The world’s oceans will absorb lower amounts of carbon dioxide as they warm, an expert has told RTCC.
Currently the oceans absorb between 35-42% of all CO2 emitted into the atmosphere.
They also absorb around 90% of the excess heat energy caused from rising greenhouse gases, which cause surface temperatures to rise.
But Professor Nathan Bindoff, project leader of the Antarctic Climate and Ecosystems Cooperative Research Centre (ACE CRC) oceans programme Australia has told RTCC that as temperatures of oceans rise, they will become less able to absorb the carbon dioxide emitted by human activities.
“The oceans are providing a service to mankind by actually actively storing the carbon dioxide in the ocean itself,” Professor Bindoff said.
“Now one of the concerns is that as we warm the planet the surface waters will tend to warm preferentially and will tend to become light compared to the water’s depth”
“The consequence of this is that it makes it harder for the oceans to take up carbon dioxide as efficiently as it has done in the past.
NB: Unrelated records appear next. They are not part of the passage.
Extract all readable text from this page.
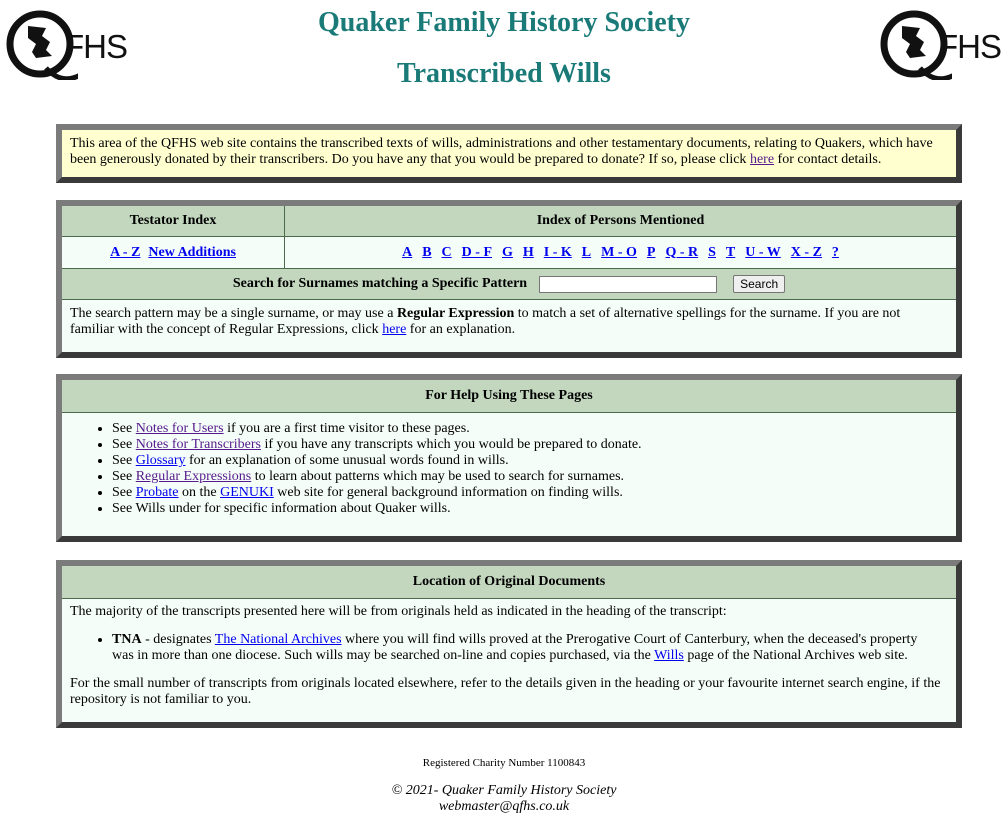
FHS	FHS
Quaker Family History Society
Transcribed Wills

This area of the QFHS web site contains the transcribed texts of wills, administrations and other testamentary documents, relating to Quakers, which have been generously donated by their transcribers. Do you have any that you would be prepared to donate? If so, please click here for contact details.

Testator Index	Index of Persons Mentioned
A - Z New Additions	A B C D - F G H I - K L M - O P Q - R S T U - W X - Z ?
Search for Surnames matching a Specific Pattern	Search
The search pattern may be a single surname, or may use a Regular Expression to match a set of alternative spellings for the surname. If you are not familiar with the concept of Regular Expressions, click here for an explanation.
For Help Using These Pages
• See Notes for Users if you are a first time visitor to these pages.
• See Notes for Transcribers if you have any transcripts which you would be prepared to donate.
• See Glossary for an explanation of some unusual words found in wills.
• See Regular Expressions to learn about patterns which may be used to search for surnames.
• See Probate on the GENUKI web site for general background information on finding wills.
• See Wills under for specific information about Quaker wills.
Location of Original Documents

The majority of the transcripts presented here will be from originals held as indicated in the heading of the transcript:

• TNA - designates The National Archives where you will find wills proved at the Prerogative Court of Canterbury, when the deceased's property was in more than one diocese. Such wills may be searched on-line and copies purchased, via the Wills page of the National Archives web site.

For the small number of transcripts from originals located elsewhere, refer to the details given in the heading or your favourite internet search engine, if the repository is not familiar to you.

Registered Charity Number 1100843
© 2021- Quaker Family History Society
webmaster@qfhs.co.uk
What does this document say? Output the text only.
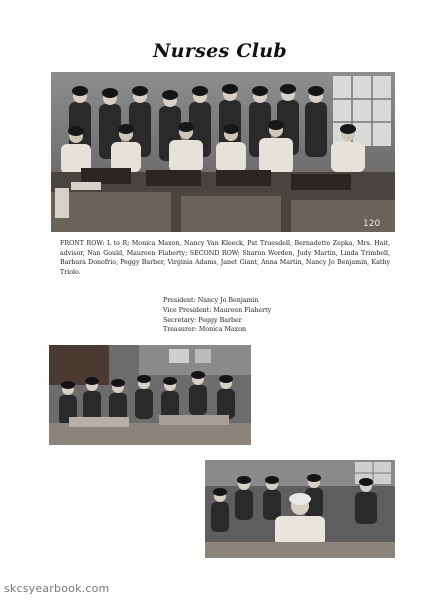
Nurses Club
120
FRONT ROW: L to R; Monica Maxon, Nancy Van Kleeck, Pat Truesdell, Bernadette Zepka, Mrs. Hait, advisor, Nan Gould, Maureen Flaherty; SECOND ROW: Sharon Worden, Judy Martin, Linda Trimbell, Barbara Donofrio, Peggy Barber, Virginia Adams, Janet Giant, Anna Martin, Nancy Jo Benjamin, Kathy Triolo.
President: Nancy Jo Benjamin
Vice President: Maureen Flaherty
Secretary: Peggy Barber
Treasurer: Monica Maxon
skcsyearbook.com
What this means is the capacity of the ocean to take up the carbon dioxide will reduce into the future.”
While Bindoff says he cannot see a point when the oceans would stop absorbing CO2 entirely, the growing inability of the oceans to absorb as much carbon as they currently do will have adverse effects.
Those gases will remain in the atmosphere, further warming the planet.
“If you look into models of the earth’s system – oceans and atmosphere together – they all project that the efficiency of the carbon uptake by the oceans will decline as we go into the future,” he said. “So the fraction, which sits at roughly a third of atmospheric emissions, will go down.”
“That’s a concern because it means as we continue to emit carbon dioxide into the atmosphere those emissions will tend to be held more strongly in the atmosphere or in other sinks of carbon but the oceans will play a lesser role.”